InstantiationError(‘Skipped because of invalid gpu kernel’) is thrown when VerifyGPUCode pass failed. You can add some log in https://github.com/dmlc/tvm/blob/3516cbe0049c7e11ee58afbc668acddb1f110ece/src/pass/verify_gpu_code.cc#L55 to print the exact reason that the kernel is invalid

@FrozenGene,

Found the cause of issue (a compile flag) but need to further investigate why such flag is bad.

@vinix13

Will keep in mind the location of IR verification and will debug further (using the troublesome C flags), thanks for the hint !

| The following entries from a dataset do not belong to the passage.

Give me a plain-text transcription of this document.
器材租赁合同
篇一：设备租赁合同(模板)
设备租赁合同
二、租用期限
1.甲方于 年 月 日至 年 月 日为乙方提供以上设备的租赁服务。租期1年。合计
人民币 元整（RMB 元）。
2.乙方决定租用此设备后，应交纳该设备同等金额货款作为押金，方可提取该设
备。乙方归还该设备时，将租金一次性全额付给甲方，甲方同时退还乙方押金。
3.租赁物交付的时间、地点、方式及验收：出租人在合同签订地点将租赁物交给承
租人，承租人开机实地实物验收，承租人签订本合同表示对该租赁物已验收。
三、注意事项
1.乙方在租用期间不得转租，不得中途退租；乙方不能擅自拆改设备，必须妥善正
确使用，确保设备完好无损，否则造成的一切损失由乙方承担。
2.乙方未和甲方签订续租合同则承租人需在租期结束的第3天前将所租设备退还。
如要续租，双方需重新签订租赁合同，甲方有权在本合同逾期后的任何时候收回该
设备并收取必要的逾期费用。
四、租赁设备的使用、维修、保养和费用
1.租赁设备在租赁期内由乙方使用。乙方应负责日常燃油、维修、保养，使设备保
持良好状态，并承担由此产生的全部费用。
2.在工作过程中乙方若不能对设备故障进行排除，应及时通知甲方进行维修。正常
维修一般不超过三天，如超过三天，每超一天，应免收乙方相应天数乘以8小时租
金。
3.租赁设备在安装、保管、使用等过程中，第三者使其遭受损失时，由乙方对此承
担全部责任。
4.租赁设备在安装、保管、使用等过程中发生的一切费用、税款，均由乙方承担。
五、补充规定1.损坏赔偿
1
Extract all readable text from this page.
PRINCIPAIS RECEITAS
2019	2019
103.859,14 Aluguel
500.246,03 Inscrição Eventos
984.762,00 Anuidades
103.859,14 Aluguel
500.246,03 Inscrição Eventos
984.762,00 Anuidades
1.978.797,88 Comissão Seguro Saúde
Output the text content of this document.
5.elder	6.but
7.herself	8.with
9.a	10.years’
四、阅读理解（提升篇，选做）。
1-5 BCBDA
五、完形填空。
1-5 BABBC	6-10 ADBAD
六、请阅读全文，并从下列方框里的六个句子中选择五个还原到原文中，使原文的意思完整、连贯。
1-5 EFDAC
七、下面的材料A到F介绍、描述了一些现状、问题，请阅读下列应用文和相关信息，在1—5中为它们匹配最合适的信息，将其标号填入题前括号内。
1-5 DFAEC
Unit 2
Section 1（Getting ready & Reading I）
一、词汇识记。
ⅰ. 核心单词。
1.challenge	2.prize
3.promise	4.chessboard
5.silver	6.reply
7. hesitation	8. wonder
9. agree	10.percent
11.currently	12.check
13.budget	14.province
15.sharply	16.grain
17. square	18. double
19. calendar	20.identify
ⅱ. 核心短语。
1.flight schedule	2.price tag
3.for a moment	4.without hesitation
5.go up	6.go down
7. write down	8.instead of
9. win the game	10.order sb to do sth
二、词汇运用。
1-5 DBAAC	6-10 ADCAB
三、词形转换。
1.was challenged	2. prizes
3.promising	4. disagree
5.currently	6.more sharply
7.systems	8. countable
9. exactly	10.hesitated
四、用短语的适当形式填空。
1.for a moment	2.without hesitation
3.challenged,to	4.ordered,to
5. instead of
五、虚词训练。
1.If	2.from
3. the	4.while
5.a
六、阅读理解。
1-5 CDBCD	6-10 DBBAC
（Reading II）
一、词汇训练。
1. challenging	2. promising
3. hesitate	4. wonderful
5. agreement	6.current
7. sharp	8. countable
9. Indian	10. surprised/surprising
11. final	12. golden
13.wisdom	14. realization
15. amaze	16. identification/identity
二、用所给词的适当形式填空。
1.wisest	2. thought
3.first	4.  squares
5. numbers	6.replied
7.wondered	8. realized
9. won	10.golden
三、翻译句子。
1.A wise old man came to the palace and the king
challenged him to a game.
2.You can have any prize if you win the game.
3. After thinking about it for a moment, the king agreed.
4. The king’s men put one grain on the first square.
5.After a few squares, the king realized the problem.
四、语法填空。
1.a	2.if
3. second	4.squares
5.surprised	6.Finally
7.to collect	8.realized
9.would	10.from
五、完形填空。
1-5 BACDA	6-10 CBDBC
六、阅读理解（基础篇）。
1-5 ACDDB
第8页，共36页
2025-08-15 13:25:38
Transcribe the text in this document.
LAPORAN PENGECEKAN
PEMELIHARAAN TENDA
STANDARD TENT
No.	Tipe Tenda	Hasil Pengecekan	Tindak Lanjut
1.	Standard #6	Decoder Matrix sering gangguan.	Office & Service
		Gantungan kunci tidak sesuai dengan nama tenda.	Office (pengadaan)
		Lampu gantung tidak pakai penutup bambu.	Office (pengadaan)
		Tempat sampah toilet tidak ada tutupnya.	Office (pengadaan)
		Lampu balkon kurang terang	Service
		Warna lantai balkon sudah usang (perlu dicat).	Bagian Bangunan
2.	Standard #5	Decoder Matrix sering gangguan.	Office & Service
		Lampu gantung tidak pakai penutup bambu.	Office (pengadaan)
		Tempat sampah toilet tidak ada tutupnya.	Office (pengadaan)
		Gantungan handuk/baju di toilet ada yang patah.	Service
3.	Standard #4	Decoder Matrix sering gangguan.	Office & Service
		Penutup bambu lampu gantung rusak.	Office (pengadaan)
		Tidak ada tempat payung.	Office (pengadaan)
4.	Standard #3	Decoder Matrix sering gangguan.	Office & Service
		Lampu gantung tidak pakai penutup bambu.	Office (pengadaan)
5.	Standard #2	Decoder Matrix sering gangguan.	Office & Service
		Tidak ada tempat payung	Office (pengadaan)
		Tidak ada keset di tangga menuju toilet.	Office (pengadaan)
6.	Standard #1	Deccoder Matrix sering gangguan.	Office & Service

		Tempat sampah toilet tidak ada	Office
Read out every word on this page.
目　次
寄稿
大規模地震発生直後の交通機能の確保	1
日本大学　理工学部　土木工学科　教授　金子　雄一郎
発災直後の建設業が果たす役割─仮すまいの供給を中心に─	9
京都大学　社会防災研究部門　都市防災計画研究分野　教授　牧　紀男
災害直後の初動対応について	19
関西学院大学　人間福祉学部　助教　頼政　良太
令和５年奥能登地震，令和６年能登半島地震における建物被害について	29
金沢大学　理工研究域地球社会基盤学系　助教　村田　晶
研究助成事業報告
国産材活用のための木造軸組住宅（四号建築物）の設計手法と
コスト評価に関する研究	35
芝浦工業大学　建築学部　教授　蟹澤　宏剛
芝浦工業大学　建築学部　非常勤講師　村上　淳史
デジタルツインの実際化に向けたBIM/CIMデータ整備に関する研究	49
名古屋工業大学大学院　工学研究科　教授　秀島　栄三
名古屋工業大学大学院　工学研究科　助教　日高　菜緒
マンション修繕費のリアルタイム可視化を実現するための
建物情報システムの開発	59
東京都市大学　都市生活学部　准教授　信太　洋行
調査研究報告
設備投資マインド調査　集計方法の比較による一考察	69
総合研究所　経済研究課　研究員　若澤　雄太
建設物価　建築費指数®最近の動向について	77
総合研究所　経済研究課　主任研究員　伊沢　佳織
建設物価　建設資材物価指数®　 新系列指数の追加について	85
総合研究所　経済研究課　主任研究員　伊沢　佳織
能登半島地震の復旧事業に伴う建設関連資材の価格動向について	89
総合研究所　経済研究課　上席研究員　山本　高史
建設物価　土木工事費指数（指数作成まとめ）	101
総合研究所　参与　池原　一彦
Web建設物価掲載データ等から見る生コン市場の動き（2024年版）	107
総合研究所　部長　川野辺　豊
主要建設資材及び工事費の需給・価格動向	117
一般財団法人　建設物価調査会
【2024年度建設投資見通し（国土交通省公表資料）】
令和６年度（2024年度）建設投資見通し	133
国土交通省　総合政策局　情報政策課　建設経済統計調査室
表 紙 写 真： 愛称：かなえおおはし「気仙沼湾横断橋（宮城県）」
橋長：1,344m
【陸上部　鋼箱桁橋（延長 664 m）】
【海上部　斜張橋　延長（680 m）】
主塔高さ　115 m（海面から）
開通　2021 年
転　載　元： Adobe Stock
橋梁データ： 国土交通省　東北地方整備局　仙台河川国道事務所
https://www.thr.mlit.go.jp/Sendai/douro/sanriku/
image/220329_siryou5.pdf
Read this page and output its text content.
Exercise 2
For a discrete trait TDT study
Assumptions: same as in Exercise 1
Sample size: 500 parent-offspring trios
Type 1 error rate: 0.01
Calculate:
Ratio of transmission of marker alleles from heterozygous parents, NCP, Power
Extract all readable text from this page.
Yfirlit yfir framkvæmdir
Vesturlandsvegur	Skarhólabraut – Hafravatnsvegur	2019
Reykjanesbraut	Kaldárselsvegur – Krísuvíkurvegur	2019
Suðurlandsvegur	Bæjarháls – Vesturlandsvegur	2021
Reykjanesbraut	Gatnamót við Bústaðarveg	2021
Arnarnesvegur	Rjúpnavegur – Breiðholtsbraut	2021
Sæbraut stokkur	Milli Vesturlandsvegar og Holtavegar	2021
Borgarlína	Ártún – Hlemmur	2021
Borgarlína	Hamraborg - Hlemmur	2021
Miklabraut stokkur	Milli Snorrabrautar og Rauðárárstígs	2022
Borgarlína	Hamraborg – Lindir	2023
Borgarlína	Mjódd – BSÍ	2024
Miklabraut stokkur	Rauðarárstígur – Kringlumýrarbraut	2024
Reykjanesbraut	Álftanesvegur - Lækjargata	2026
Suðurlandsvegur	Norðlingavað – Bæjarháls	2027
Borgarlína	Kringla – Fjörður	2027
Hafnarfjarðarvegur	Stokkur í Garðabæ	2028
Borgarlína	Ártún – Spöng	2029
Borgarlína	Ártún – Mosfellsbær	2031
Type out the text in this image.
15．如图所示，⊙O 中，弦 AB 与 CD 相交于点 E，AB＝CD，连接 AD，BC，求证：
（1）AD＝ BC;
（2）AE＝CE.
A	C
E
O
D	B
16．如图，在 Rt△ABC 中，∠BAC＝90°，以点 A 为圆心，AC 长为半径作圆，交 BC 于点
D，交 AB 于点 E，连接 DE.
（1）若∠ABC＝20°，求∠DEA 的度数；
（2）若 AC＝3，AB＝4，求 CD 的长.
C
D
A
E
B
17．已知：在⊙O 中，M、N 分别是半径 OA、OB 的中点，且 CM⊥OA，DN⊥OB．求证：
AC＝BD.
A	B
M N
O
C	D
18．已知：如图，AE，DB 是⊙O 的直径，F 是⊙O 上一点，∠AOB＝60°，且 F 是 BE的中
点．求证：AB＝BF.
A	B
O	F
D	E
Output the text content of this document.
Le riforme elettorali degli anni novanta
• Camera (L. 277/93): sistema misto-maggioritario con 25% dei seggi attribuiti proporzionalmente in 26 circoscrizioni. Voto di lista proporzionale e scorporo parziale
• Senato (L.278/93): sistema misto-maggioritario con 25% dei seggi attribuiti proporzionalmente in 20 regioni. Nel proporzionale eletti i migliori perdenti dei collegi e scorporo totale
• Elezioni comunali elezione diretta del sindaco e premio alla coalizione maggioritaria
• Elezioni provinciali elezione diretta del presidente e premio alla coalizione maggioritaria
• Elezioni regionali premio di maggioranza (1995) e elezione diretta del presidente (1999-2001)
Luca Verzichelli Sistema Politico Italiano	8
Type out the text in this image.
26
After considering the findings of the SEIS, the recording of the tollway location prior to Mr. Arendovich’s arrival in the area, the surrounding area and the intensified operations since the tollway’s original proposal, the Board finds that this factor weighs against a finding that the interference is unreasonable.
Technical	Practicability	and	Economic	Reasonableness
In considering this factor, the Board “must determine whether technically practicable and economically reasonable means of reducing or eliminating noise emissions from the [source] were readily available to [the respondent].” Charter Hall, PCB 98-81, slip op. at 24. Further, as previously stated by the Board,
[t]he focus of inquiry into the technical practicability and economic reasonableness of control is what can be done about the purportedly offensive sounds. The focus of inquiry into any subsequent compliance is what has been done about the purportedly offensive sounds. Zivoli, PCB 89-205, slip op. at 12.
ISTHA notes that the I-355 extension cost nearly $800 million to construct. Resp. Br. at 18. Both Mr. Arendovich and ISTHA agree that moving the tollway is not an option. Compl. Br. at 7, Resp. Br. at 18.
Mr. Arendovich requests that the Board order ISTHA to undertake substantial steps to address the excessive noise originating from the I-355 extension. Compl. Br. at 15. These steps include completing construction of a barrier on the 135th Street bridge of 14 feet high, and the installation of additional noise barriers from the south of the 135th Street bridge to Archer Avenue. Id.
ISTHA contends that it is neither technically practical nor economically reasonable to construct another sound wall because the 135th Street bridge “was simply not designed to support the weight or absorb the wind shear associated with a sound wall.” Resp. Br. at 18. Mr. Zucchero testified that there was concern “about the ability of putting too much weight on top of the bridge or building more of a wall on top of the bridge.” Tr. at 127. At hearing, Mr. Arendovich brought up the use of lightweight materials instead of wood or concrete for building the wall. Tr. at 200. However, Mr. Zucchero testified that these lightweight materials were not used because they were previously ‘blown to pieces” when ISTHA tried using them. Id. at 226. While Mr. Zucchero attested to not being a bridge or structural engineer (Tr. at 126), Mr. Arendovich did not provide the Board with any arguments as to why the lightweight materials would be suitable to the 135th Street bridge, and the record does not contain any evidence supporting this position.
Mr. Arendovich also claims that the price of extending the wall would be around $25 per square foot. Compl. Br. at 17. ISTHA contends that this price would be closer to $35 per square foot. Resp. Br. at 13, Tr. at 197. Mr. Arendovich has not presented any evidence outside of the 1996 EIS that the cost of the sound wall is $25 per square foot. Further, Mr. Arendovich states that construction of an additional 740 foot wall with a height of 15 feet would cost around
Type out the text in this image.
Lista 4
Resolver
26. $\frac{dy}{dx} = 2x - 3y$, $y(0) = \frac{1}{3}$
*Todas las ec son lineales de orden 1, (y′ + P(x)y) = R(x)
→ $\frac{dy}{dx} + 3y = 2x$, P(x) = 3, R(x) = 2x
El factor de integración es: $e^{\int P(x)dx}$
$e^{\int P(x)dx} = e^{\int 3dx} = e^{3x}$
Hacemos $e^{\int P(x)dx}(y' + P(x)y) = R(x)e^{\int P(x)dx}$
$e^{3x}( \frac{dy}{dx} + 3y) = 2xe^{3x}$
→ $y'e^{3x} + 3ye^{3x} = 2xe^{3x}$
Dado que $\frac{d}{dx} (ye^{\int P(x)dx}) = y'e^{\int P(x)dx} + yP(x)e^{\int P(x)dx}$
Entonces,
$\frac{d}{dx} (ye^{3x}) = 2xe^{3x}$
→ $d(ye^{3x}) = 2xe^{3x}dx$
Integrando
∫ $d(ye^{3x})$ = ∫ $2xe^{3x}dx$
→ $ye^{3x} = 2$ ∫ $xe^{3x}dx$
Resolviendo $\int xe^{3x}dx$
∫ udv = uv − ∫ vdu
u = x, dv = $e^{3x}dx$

So, recompiled using host gcc8 and nvcc&gcc7.3 pair as usual but without the standard fedora/redhat specific additional flags (used by every single .rpm in the distro):

See the flags (auto)added in standard way:

 ~/rpmbuild/BUILD/twm/build ~/rpmbuild/BUILD/twm
CFLAGS='
-O2 -g -pipe -Wall -Werror=format-security -Wp,-D_FORTIFY_SOURCE=2 
-Wp,-D_GLIBCXX_ASSERTIONS -fexceptions -fstack-protector-strong 
-grecord-gcc-switches -specs=/usr/lib/rpm/redhat/redhat-hardened-cc1 
-specs=/usr/lib/rpm/redhat/redhat-annobin-cc1 -m64 -mtune=generic
-fasynchronous-unwind-tables -fstack-clash-protection -fcf-protection'
  • Now tvm’s autotune example works fine.
  • To record, LLVM is 7.0.1 and seems to be fine too.

I believe stack-protection interfere somewhere inside twm, need to find it out ! Perhaps is a vector list somewhere that is not properly handled (i.e. accessed when is empty),

I will try propose two PRs:

  1. Allow options from userland, e.g. like tv,.target.create(“cuda”, options=["-ccbin",“cuda-nvcc”])

  2. Fix to work even with flags such -fexceptions -fstack-protector-strong, i am sure there is some uncovered thing in the code.

I have the same problem, do you mean that recompiling llvm without these CFLAGS?

@snowolfhawk,

No, only very TVM itself need to be compiled without those RedHat/Fedora specific hardening flags (BTW, those flags are added by rpmbuild suite).